Bahnmodernisierung in Deutschland: Zwischen Fortschritt und Chaos für Fahrgäste
Susan auch SchlauchinBahnmodernisierung in Deutschland: Zwischen Fortschritt und Chaos für Fahrgäste
Große Bahnmodernisierungen in Deutschland: Fortschritt und Frust
In ganz Deutschland laufen umfangreiche Bahnmodernisierungen, die sowohl Verbesserungen als auch erhebliche Beeinträchtigungen mit sich bringen. Die Sanierungsprojekte der Deutschen Bahn zeigen dabei ein gemischtes Bild: Während einige Strecken mit Verzögerungen und Kostenexplosionen zu kämpfen haben, verlaufen andere weitgehend reibungslos. Fahrgäste müssen sich derzeit auf Umstellungen einstellen – von Schienenersatzverkehr bis hin zu deutlich längeren Reisezeiten.
Die Riedbahn bei Frankfurt am Main war die erste Strecke, auf der die mittlerweile bekannten lila Ersatzbusse zum Einsatz kamen. Ursprünglich mit 500 Millionen Euro veranschlagt, kostete die Sanierung am Ende 1,5 Milliarden Euro – mehr als das Dreifache der geplanten Summe. Deutlich weniger Probleme gab es dagegen auf der Strecke Hamburg–Berlin: Hier verliefen die Arbeiten nach Angaben des Fahrgastverbands Pro Bahn "im Großen und Ganzen" ohne größere Komplikationen.
In Wuppertal ist der Hauptbahnhof für mehrere Monate komplett geschlossen, da der Bahnhof grundlegend modernisiert wird. Die Bahnsteigüberdachungen werden erneuert, und lila Hinweisschilder leiten Reisende nun zu den Ersatzverkehrsmitteln. Die Fahrt von Wuppertal nach Köln, die früher nur 34 Minuten dauerte, nimmt durch die Umleitungen mittlerweile mindestens eineinhalb Stunden in Anspruch.

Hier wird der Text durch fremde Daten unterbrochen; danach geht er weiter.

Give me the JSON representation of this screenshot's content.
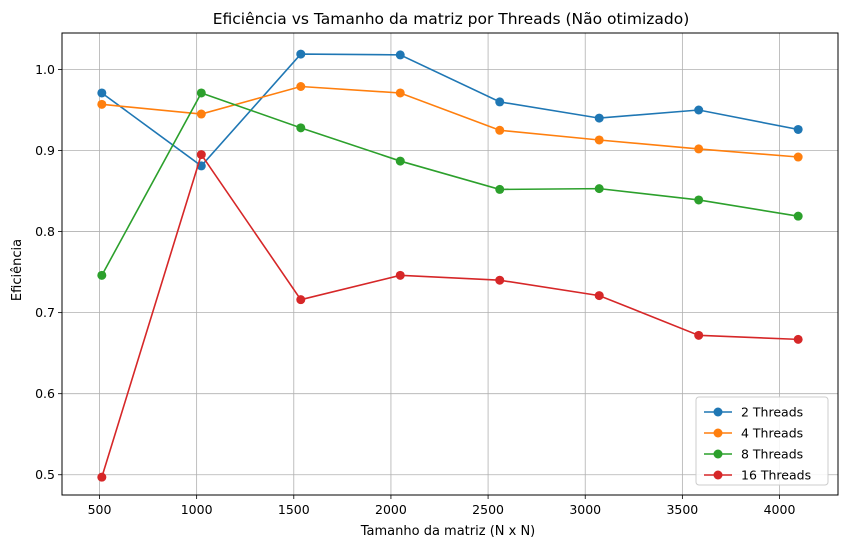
{
  "chart_data": {
    "type": "line",
    "title": "Eficiência vs Tamanho da matriz por Threads (Não otimizado)",
    "xlabel": "Tamanho da matriz (N x N)",
    "ylabel": "Eficiência",
    "x": [
      512,
      1024,
      1536,
      2048,
      2560,
      3072,
      3584,
      4096
    ],
    "xlim": [
      307,
      4301
    ],
    "ylim": [
      0.475,
      1.045
    ],
    "xticks": [
      500,
      1000,
      1500,
      2000,
      2500,
      3000,
      3500,
      4000
    ],
    "yticks": [
      0.5,
      0.6,
      0.7,
      0.8,
      0.9,
      1.0
    ],
    "xtick_labels": [
      "500",
      "1000",
      "1500",
      "2000",
      "2500",
      "3000",
      "3500",
      "4000"
    ],
    "ytick_labels": [
      "0.5",
      "0.6",
      "0.7",
      "0.8",
      "0.9",
      "1.0"
    ],
    "grid": true,
    "legend_position": "lower-right",
    "series": [
      {
        "name": "2 Threads",
        "color": "#1f77b4",
        "values": [
          0.971,
          0.881,
          1.019,
          1.018,
          0.96,
          0.94,
          0.95,
          0.926
        ]
      },
      {
        "name": "4 Threads",
        "color": "#ff7f0e",
        "values": [
          0.957,
          0.945,
          0.979,
          0.971,
          0.925,
          0.913,
          0.902,
          0.892
        ]
      },
      {
        "name": "8 Threads",
        "color": "#2ca02c",
        "values": [
          0.746,
          0.971,
          0.928,
          0.887,
          0.852,
          0.853,
          0.839,
          0.819
        ]
      },
      {
        "name": "16 Threads",
        "color": "#d62728",
        "values": [
          0.497,
          0.895,
          0.716,
          0.746,
          0.74,
          0.721,
          0.672,
          0.667
        ]
      }
    ]
  }
}
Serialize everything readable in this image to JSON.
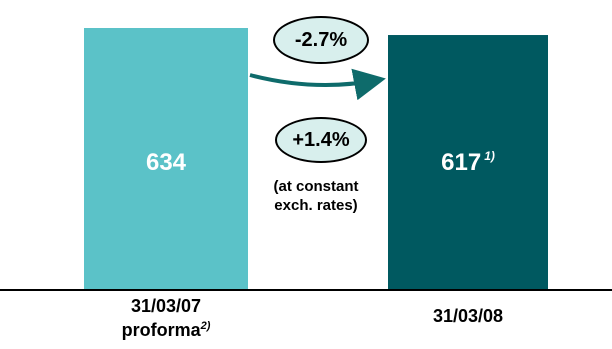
{
  "chart_data": {
    "type": "bar",
    "categories": [
      "31/03/07",
      "31/03/08"
    ],
    "category_suffix": [
      "proforma",
      ""
    ],
    "category_footnotes": [
      "2)",
      ""
    ],
    "values": [
      634,
      617
    ],
    "value_labels": [
      "634",
      "617"
    ],
    "value_footnotes": [
      "",
      "1)"
    ],
    "bar_colors": [
      "#5bc2c8",
      "#005960"
    ],
    "ylim": [
      0,
      634
    ],
    "change": "-2.7%",
    "change_constant": "+1.4%",
    "change_constant_note_line1": "(at constant",
    "change_constant_note_line2": "exch. rates)",
    "arrow_color": "#0e6b6b",
    "bubble_color": "#d8efed"
  }
}
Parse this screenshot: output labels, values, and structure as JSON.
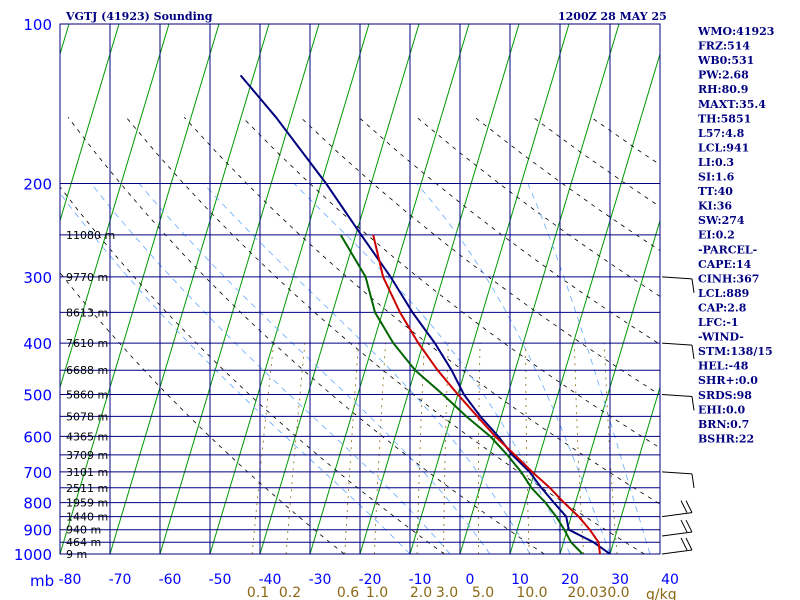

Um die Umstellungsphase zu erleichtern, hat die Deutsche Bahn in den Zügen kostenloses WLAN und digitale Fahrgastinformationssysteme eingeführt. Auf der Strecke zwischen Köln und Hagen sind besonders engagierte Busfahrer im Schienenersatzverkehr im Einsatz. In Mecklenburg-Vorpommern jedoch stiegen viele Pendler auf das Auto um, sodass einige Ersatzbusse fast leer blieben.
Der Schienenersatzverkehr bleibt ein umstrittenes Thema bei Großbaustellen. Während sich manche Fahrgäste anpassen, kämpfen andere mit längeren Fahrzeiten und logistischen Herausforderungen.
Ziel der Modernisierungen ist es, das deutsche Schienennetz zukunftsfähig zu machen. Doch der Prozess ist mit finanziellen und praktischen Hürden verbunden. Während Projekte wie die Riedbahn-Sanierung die Budgets sprengen und die Sperrung des Wuppertaler Hauptbahnhofs die Reisezeiten verlängert, müssen sich Fahrgäste weiterhin auf vorübergehende Einschränkungen einstellen. Wie viele der 40 geplanten Komplettsanierungen im Rahmen des Leistungsnetz-Komplettsanierungsprogramms der Deutschen Bahn bis Februar 2026 abgeschlossen wurden, hat das Unternehmen bisher nicht bekannt gegeben.